Josie knew she could – and would – deal with Sylvia Harris later. Right now, more importantly, had the situation changed any? Was there any way Carol Sloper could give Christine an ounce of hope?
Carol sighed long and loud as she laced her slim fingers. ‘You know I’d love to be able to tell you that,’ she said, and she looked sincere. ‘I’d love to be able to tell you that this – what you’ve disclosed – changes everything. That if Christine turns her life around – and she would have to do that wholesale – there would be hope for contact and, at some point, for a reassessment of the situation. And one thing I can at least tell you is that he’s still with the same foster family and there are no plans to put him up for adoption in the short term.’
‘Contact?’ Josie seized upon it. ‘That would make all the difference in the world to her. With that at least to hope for …’

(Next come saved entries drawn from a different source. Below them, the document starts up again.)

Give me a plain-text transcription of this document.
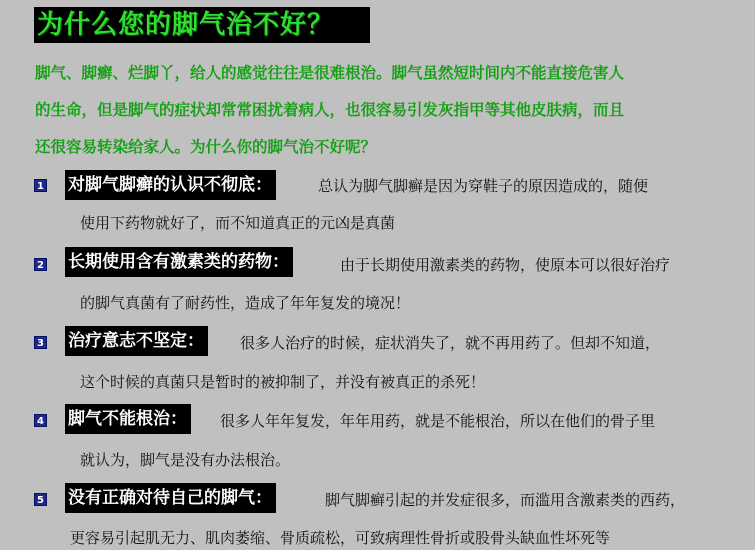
为什么您的脚气治不好？
脚气、脚癣、烂脚丫，给人的感觉往往是很难根治。脚气虽然短时间内不能直接危害人
的生命，但是脚气的症状却常常困扰着病人，也很容易引发灰指甲等其他皮肤病，而且
还很容易转染给家人。为什么你的脚气治不好呢？
1 对脚气脚癣的认识不彻底：	总认为脚气脚癣是因为穿鞋子的原因造成的，随便
使用下药物就好了，而不知道真正的元凶是真菌
2 长期使用含有激素类的药物：	由于长期使用激素类的药物，使原本可以很好治疗
的脚气真菌有了耐药性，造成了年年复发的境况！
3 治疗意志不坚定： 很多人治疗的时候，症状消失了，就不再用药了。但却不知道，
这个时候的真菌只是暂时的被抑制了，并没有被真正的杀死！
4 脚气不能根治： 很多人年年复发，年年用药，就是不能根治，所以在他们的骨子里
就认为，脚气是没有办法根治。
5 没有正确对待自己的脚气：	脚气脚癣引起的并发症很多，而滥用含激素类的西药，
更容易引起肌无力、肌肉萎缩、骨质疏松，可致病理性骨折或股骨头缺血性坏死等
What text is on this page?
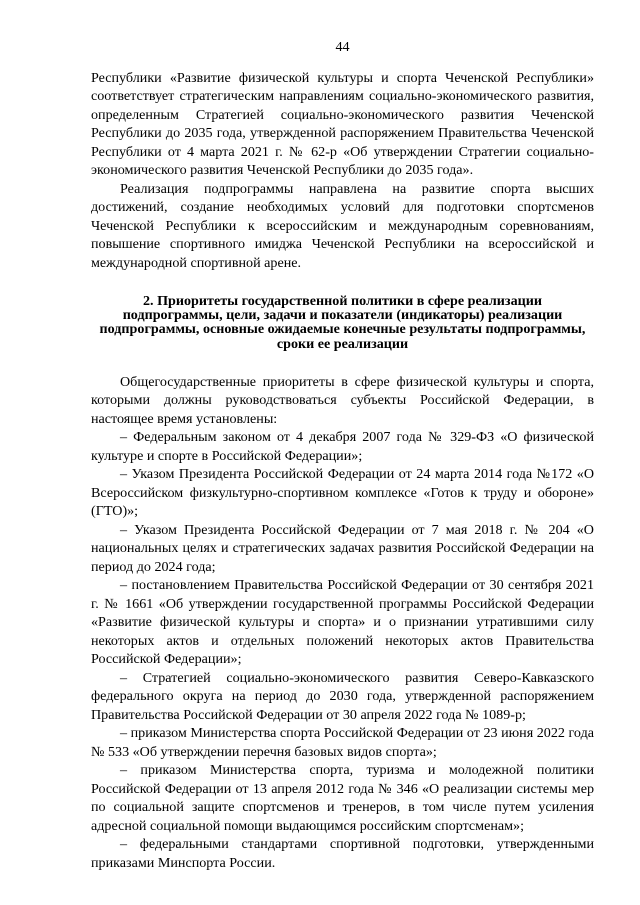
44

Республики «Развитие физической культуры и спорта Чеченской Республики» соответствует стратегическим направлениям социально-экономического развития, определенным Стратегией социально-экономического развития Чеченской Республики до 2035 года, утвержденной распоряжением Правительства Чеченской Республики от 4 марта 2021 г. № 62-р «Об утверждении Стратегии социально-экономического развития Чеченской Республики до 2035 года».

Реализация подпрограммы направлена на развитие спорта высших достижений, создание необходимых условий для подготовки спортсменов Чеченской Республики к всероссийским и международным соревнованиям, повышение спортивного имиджа Чеченской Республики на всероссийской и международной спортивной арене.

2. Приоритеты государственной политики в сфере реализации подпрограммы, цели, задачи и показатели (индикаторы) реализации подпрограммы, основные ожидаемые конечные результаты подпрограммы, сроки ее реализации

Общегосударственные приоритеты в сфере физической культуры и спорта, которыми должны руководствоваться субъекты Российской Федерации, в настоящее время установлены:

– Федеральным законом от 4 декабря 2007 года № 329-ФЗ «О физической культуре и спорте в Российской Федерации»;

– Указом Президента Российской Федерации от 24 марта 2014 года №172 «О Всероссийском физкультурно-спортивном комплексе «Готов к труду и обороне» (ГТО)»;

– Указом Президента Российской Федерации от 7 мая 2018 г. № 204 «О национальных целях и стратегических задачах развития Российской Федерации на период до 2024 года;

– постановлением Правительства Российской Федерации от 30 сентября 2021 г. № 1661 «Об утверждении государственной программы Российской Федерации «Развитие физической культуры и спорта» и о признании утратившими силу некоторых актов и отдельных положений некоторых актов Правительства Российской Федерации»;

– Стратегией социально-экономического развития Северо-Кавказского федерального округа на период до 2030 года, утвержденной распоряжением Правительства Российской Федерации от 30 апреля 2022 года № 1089-р;

– приказом Министерства спорта Российской Федерации от 23 июня 2022 года № 533 «Об утверждении перечня базовых видов спорта»;

– приказом Министерства спорта, туризма и молодежной политики Российской Федерации от 13 апреля 2012 года № 346 «О реализации системы мер по социальной защите спортсменов и тренеров, в том числе путем усиления адресной социальной помощи выдающимся российским спортсменам»;

– федеральными стандартами спортивной подготовки, утвержденными приказами Минспорта России.
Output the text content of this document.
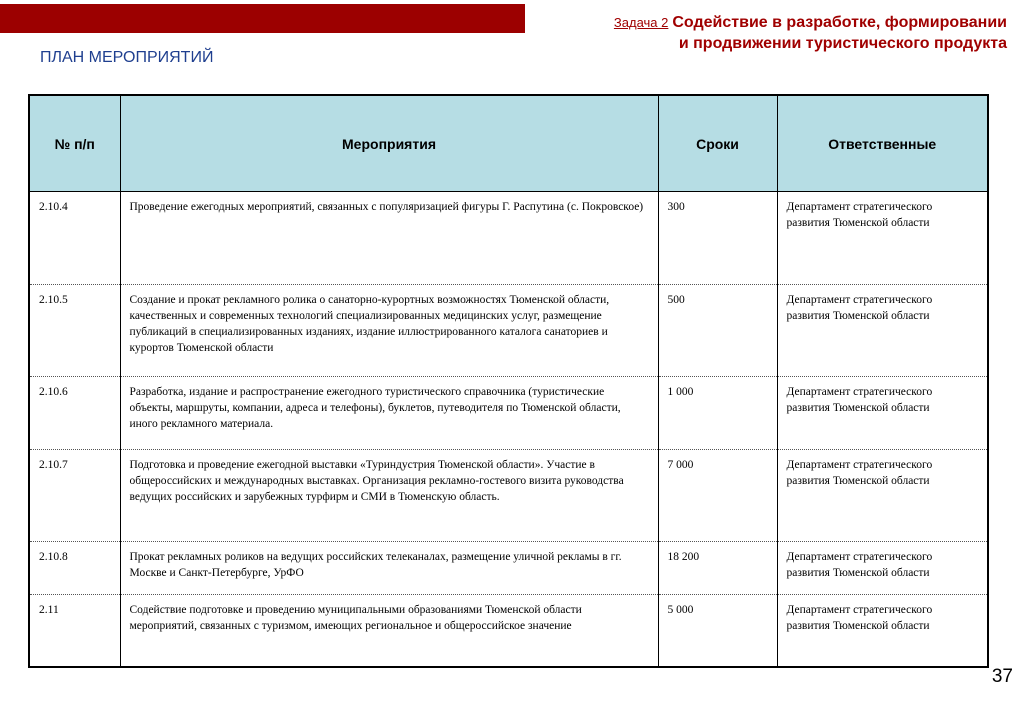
Задача 2 Содействие в разработке, формировании
и продвижении туристического продукта
ПЛАН МЕРОПРИЯТИЙ
№ п/п	Мероприятия	Сроки	Ответственные
2.10.4	Проведение ежегодных мероприятий, связанных с популяризацией фигуры Г. Распутина (с. Покровское)	300	Департамент стратегического развития Тюменской области
2.10.5	Создание и прокат рекламного ролика о санаторно-курортных возможностях Тюменской области, качественных и современных технологий специализированных медицинских услуг, размещение публикаций в специализированных изданиях, издание иллюстрированного каталога санаториев и курортов Тюменской области	500	Департамент стратегического развития Тюменской области
2.10.6	Разработка, издание и распространение ежегодного туристического справочника (туристические объекты, маршруты, компании, адреса и телефоны), буклетов, путеводителя по Тюменской области, иного рекламного материала.	1 000	Департамент стратегического развития Тюменской области
2.10.7	Подготовка и проведение ежегодной выставки «Туриндустрия Тюменской области». Участие в общероссийских и международных выставках. Организация рекламно-гостевого визита руководства ведущих российских и зарубежных турфирм и СМИ в Тюменскую область.	7 000	Департамент стратегического развития Тюменской области
2.10.8	Прокат рекламных роликов на ведущих российских телеканалах, размещение уличной рекламы в гг. Москве и Санкт-Петербурге, УрФО	18 200	Департамент стратегического развития Тюменской области
2.11	Содействие подготовке и проведению муниципальными образованиями Тюменской области мероприятий, связанных с туризмом, имеющих региональное и общероссийское значение	5 000	Департамент стратегического развития Тюменской области
37
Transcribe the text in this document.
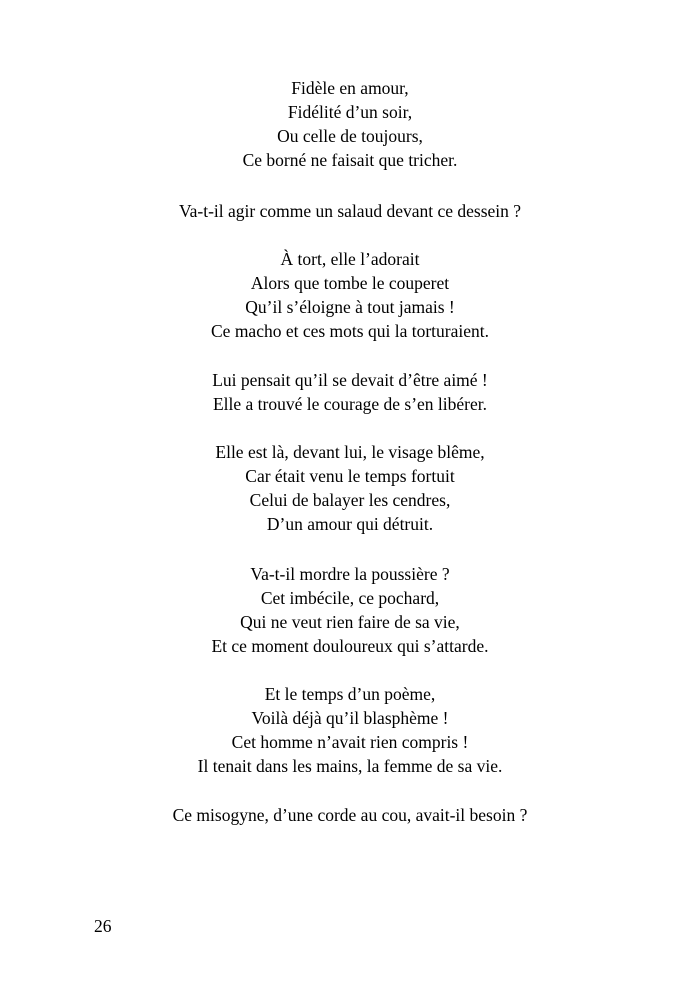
Fidèle en amour,
Fidélité d’un soir,
Ou celle de toujours,
Ce borné ne faisait que tricher.
Va-t-il agir comme un salaud devant ce dessein ?
À tort, elle l’adorait
Alors que tombe le couperet
Qu’il s’éloigne à tout jamais !
Ce macho et ces mots qui la torturaient.
Lui pensait qu’il se devait d’être aimé !
Elle a trouvé le courage de s’en libérer.
Elle est là, devant lui, le visage blême,
Car était venu le temps fortuit
Celui de balayer les cendres,
D’un amour qui détruit.
Va-t-il mordre la poussière ?
Cet imbécile, ce pochard,
Qui ne veut rien faire de sa vie,
Et ce moment douloureux qui s’attarde.
Et le temps d’un poème,
Voilà déjà qu’il blasphème !
Cet homme n’avait rien compris !
Il tenait dans les mains, la femme de sa vie.
Ce misogyne, d’une corde au cou, avait-il besoin ?
26
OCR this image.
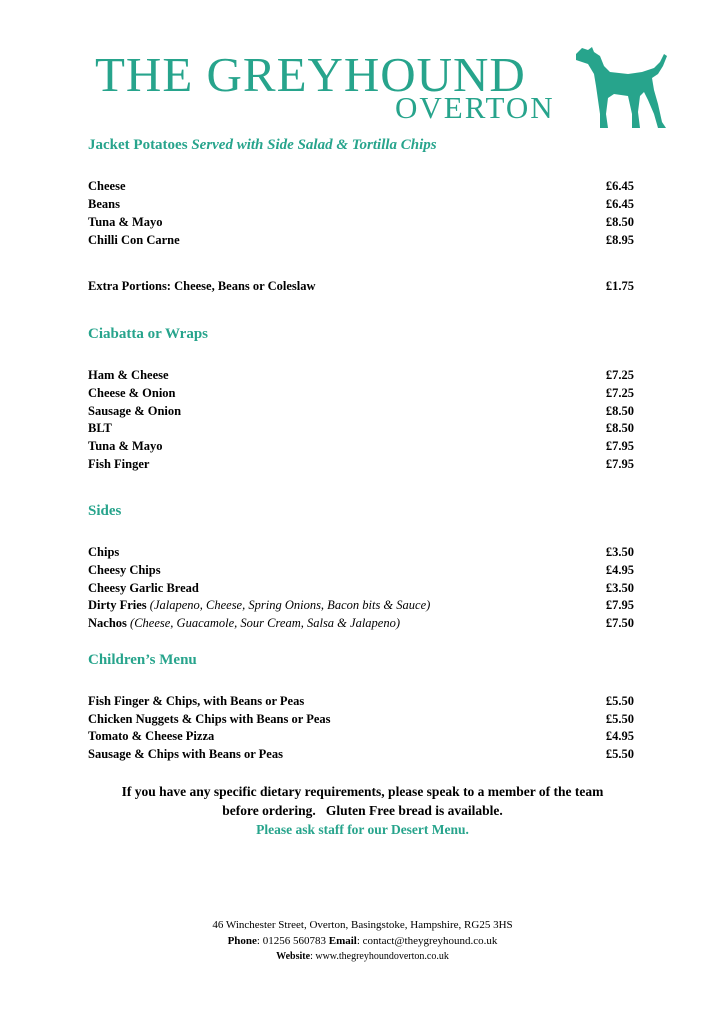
THE GREYHOUND
OVERTON
Jacket Potatoes Served with Side Salad & Tortilla Chips
Cheese	£6.45
Beans	£6.45
Tuna & Mayo	£8.50
Chilli Con Carne	£8.95
Extra Portions: Cheese, Beans or Coleslaw	£1.75
Ciabatta or Wraps
Ham & Cheese	£7.25
Cheese & Onion	£7.25
Sausage & Onion	£8.50
BLT	£8.50
Tuna & Mayo	£7.95
Fish Finger	£7.95
Sides
Chips	£3.50
Cheesy Chips	£4.95
Cheesy Garlic Bread	£3.50
Dirty Fries (Jalapeno, Cheese, Spring Onions, Bacon bits & Sauce)	£7.95
Nachos (Cheese, Guacamole, Sour Cream, Salsa & Jalapeno)	£7.50
Children’s Menu
Fish Finger & Chips, with Beans or Peas	£5.50
Chicken Nuggets & Chips with Beans or Peas	£5.50
Tomato & Cheese Pizza	£4.95
Sausage & Chips with Beans or Peas	£5.50
If you have any specific dietary requirements, please speak to a member of the team
before ordering.   Gluten Free bread is available.
Please ask staff for our Desert Menu.
46 Winchester Street, Overton, Basingstoke, Hampshire, RG25 3HS
Phone: 01256 560783 Email: contact@theygreyhound.co.uk
Website: www.thegreyhoundoverton.co.uk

Carol Sloper raised her hand for a second time. ‘Don’t give her that hope, Josie. I cannot in all conscience let you. I understand what you’re saying and I know how much this matters. But since Joey went into care I’ve seen nothing to reassure me. And now a drugs-related overdose as well.’
‘Not drugs-related,’ Josie corrected her. ‘No. Not that at all.’
Carol Sloper looked sympathetic. ‘In the scheme of things it makes little difference, Josie. It’s not the sort of distinction the panel will care about a great deal. It’s still an attempted suicide.’
Josie leaned forward. ‘Please,’ she said. ‘Please let me give her some hope. Some contact. One visit. Is that so much to ask? Is it really?’